1.6.1.1
Living trusts are “being hyped these days on television, in do-it-yourself kits and at coffee-and-doughnuts seminars.” Roha, “Living Trusts: Beyond the Hype,” Kiplinger’s Personal Finance Magazine (October 1991).
1.6.1.1.1
Unfortunately, a popular impression is fostered by this marketing that funded revocable trusts are “cure-alls,” appropriate for every situation. “[W]hen hurled like some all purpose placebo at every estate plan that comes through the door, it is only by fortunate coincidence that revocable trusts produce the desired advantages.” Jones, “Putting Revocable Trusts in Their Place,” 129 Trusts & Estates, 8 (September 1990).
1.6.1.1.2
“The sale of a trust package, where the insertion of a product precedes the identification of the problem(s), is the antithesis of good planning, a process which starts with an investigation of your problems and goals and ends with the implementation of one or more appropriate tools or techniques.” Leimberg, The New Book of Trusts, Archive Message 60, Leimbergservices.com (8/20/99).
1.6.1.2
Clients are bombarded with emotional, and misleading, information.
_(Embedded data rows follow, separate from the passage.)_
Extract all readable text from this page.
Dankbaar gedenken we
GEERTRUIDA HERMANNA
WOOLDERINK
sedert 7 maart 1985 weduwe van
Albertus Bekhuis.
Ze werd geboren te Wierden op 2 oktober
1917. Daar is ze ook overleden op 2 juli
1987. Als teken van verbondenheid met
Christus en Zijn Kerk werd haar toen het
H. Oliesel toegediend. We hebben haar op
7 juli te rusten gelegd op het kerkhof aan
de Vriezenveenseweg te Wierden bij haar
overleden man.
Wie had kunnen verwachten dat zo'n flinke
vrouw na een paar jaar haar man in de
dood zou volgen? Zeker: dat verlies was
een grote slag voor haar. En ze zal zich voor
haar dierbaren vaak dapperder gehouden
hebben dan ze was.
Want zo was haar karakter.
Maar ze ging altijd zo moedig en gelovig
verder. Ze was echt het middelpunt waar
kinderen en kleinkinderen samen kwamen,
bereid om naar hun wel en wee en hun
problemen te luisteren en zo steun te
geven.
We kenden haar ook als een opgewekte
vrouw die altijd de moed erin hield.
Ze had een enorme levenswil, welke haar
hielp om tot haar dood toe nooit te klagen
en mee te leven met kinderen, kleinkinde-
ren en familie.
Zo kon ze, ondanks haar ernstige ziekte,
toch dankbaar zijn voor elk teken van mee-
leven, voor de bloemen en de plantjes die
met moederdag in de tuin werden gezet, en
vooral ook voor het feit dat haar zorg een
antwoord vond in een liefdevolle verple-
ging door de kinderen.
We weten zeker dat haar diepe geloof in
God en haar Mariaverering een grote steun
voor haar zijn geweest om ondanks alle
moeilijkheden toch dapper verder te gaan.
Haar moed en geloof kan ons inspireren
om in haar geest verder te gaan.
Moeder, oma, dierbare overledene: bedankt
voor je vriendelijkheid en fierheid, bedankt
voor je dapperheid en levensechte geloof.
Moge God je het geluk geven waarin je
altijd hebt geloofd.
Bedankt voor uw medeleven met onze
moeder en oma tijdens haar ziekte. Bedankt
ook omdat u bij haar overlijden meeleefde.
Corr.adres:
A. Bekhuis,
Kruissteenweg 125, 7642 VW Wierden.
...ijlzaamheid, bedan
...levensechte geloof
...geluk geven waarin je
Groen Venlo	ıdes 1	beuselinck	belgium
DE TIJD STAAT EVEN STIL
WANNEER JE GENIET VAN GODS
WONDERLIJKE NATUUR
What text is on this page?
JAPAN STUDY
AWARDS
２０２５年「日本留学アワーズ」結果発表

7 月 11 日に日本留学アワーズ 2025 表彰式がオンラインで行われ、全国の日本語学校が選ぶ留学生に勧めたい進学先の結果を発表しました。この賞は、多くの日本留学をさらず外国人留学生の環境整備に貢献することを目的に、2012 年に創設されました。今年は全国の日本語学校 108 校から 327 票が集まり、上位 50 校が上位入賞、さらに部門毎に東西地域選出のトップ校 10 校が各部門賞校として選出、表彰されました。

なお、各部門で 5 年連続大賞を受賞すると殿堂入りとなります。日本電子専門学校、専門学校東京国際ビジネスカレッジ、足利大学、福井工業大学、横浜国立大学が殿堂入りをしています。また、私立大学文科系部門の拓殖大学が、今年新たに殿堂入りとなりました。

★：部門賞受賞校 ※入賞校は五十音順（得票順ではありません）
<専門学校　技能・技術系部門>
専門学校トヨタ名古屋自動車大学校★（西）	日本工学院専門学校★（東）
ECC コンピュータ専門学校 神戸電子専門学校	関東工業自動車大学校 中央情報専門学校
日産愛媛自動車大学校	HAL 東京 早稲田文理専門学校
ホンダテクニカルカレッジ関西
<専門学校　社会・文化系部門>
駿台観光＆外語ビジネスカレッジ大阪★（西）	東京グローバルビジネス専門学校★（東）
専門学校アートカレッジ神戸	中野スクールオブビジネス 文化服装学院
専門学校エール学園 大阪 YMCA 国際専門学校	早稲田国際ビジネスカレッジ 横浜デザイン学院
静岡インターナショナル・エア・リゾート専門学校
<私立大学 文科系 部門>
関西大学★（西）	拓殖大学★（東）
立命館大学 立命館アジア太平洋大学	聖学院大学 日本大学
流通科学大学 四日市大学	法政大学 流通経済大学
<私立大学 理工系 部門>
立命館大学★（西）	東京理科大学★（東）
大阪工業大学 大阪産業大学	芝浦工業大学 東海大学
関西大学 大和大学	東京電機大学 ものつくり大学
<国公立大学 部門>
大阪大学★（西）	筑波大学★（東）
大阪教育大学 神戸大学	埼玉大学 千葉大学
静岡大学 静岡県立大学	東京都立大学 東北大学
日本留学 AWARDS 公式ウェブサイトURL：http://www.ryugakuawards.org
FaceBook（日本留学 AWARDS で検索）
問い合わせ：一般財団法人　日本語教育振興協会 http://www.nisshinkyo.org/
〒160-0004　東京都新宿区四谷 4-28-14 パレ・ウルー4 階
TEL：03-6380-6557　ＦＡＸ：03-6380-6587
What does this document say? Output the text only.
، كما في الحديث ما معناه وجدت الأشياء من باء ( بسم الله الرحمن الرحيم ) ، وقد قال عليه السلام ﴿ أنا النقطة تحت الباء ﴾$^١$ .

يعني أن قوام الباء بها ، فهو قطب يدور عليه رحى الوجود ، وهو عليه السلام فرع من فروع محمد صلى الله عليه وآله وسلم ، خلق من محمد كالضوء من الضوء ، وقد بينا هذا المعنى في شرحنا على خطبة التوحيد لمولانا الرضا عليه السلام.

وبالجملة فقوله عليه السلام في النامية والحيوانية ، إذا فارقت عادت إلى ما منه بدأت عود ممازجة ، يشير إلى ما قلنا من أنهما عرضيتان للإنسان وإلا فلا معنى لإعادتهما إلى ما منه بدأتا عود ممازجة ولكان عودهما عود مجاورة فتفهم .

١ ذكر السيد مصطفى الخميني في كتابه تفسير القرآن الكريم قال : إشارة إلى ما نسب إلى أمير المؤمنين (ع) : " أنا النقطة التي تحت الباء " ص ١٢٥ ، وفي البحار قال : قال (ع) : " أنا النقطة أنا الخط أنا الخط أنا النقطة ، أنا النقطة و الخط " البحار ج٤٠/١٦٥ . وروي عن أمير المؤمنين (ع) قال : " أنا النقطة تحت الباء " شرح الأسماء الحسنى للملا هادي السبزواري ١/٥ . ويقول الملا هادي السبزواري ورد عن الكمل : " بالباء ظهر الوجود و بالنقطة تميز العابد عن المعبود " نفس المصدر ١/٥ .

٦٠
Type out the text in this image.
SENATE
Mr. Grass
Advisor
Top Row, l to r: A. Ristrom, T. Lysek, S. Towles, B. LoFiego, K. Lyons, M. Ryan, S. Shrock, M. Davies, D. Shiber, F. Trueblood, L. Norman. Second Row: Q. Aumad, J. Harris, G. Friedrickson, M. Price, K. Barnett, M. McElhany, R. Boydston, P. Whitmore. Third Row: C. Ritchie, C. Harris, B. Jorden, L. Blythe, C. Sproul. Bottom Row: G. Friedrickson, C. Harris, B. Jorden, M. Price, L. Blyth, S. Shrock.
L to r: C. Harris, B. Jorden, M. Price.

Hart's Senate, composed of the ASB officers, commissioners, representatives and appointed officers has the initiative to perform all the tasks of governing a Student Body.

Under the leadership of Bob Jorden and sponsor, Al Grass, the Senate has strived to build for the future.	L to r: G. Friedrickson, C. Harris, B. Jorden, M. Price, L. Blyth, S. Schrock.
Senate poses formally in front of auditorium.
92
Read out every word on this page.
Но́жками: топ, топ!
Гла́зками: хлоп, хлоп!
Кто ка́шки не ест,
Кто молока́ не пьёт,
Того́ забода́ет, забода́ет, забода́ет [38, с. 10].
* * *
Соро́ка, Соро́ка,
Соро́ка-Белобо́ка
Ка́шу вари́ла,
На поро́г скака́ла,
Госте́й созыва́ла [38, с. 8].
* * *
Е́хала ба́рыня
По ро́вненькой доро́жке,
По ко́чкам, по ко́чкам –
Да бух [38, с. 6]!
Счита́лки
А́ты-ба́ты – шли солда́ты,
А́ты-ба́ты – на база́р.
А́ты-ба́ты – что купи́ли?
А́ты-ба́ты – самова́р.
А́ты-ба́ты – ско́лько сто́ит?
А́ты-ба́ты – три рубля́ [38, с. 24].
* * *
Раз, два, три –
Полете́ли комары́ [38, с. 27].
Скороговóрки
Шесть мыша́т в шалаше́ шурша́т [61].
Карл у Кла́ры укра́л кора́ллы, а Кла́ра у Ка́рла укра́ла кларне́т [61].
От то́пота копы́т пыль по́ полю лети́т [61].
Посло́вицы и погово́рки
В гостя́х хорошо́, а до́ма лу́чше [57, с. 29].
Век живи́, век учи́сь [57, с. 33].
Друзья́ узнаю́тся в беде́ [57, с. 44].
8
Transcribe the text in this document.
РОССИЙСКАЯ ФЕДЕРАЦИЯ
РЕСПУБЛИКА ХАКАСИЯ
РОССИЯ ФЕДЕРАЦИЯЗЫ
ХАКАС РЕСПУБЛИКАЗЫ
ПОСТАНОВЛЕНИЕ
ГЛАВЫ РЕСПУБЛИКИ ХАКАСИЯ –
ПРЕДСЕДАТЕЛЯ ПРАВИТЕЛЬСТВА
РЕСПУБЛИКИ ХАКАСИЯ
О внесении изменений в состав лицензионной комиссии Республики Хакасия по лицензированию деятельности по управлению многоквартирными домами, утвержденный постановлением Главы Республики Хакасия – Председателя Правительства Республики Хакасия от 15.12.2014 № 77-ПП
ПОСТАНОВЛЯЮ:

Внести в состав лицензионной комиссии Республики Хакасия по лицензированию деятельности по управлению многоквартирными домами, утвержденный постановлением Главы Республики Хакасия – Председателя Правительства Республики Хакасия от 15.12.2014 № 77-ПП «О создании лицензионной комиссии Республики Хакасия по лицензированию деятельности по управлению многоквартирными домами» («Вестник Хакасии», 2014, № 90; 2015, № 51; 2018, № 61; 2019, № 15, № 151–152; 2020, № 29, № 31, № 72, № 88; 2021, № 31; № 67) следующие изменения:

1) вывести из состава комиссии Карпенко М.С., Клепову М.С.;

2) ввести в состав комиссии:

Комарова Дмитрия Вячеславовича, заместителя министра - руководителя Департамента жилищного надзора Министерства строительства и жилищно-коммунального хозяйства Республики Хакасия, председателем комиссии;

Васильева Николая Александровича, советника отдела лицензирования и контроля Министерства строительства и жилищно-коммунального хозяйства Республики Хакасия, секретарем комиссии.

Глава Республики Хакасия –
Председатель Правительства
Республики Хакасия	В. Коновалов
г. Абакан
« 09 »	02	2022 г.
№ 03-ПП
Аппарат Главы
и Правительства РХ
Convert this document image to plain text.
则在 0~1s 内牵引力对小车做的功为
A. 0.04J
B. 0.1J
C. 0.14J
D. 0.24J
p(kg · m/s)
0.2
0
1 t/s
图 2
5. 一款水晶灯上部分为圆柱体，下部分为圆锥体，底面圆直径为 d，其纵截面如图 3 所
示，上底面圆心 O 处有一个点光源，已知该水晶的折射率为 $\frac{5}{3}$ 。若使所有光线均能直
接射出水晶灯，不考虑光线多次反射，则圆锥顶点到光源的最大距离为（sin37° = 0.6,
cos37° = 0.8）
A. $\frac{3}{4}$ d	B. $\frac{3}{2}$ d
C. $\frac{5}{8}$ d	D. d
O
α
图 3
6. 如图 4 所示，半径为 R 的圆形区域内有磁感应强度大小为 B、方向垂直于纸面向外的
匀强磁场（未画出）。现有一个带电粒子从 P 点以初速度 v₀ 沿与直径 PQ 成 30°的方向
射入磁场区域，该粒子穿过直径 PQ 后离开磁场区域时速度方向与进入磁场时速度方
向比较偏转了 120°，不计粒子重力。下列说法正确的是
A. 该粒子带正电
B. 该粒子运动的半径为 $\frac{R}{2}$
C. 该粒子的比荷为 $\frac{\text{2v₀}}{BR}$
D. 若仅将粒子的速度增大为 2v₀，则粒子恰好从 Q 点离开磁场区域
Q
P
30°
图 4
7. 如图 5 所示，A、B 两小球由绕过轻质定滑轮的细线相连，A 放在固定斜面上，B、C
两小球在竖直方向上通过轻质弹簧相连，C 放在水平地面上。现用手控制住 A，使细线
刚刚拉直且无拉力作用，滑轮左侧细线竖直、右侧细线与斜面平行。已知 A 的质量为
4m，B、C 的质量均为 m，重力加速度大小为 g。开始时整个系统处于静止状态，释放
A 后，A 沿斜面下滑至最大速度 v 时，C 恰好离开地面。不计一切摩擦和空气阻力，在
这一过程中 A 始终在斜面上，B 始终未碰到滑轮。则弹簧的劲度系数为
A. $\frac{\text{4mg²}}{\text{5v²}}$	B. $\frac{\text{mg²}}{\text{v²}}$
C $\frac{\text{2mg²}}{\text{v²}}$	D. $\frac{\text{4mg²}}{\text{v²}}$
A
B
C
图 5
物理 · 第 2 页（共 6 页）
For example: “Probate … is essentially a form of private taxation levied by the legal profession upon the rest of the population.” Dacey, How to Avoid Probate! (Crown, 1983).
1.6.1.3
Indeed, in some cases, the public marketing (including door-to-door sales efforts!) has resulted in action by a number of attorneys general in several jurisdictions. Stiegal, Norrgard & Talbert, “Scams in the marketing and Sale of Living Trusts: A New Fraud for the 1990′s, ” 26 Clearinghouse Review, 609 (October 1992): “Many older people are unfamiliar with or fearful about probate and guardianship; the marketing and sale of living trusts to these people is an area ripe for fraud and abuse.” (Id. At 609).
1.6.1.4
Aggressive “trust mills” have foisted unnecessary and costly documents on elderly individuals, using fear and greed as leverage. Efforts at regulating “trust mills” have proved elusive. Vallario, Living Trusts in the Unauthorized Practice of Law: A Good Theory Gone Bad, 59 Md. L. Rev. 595 (2000).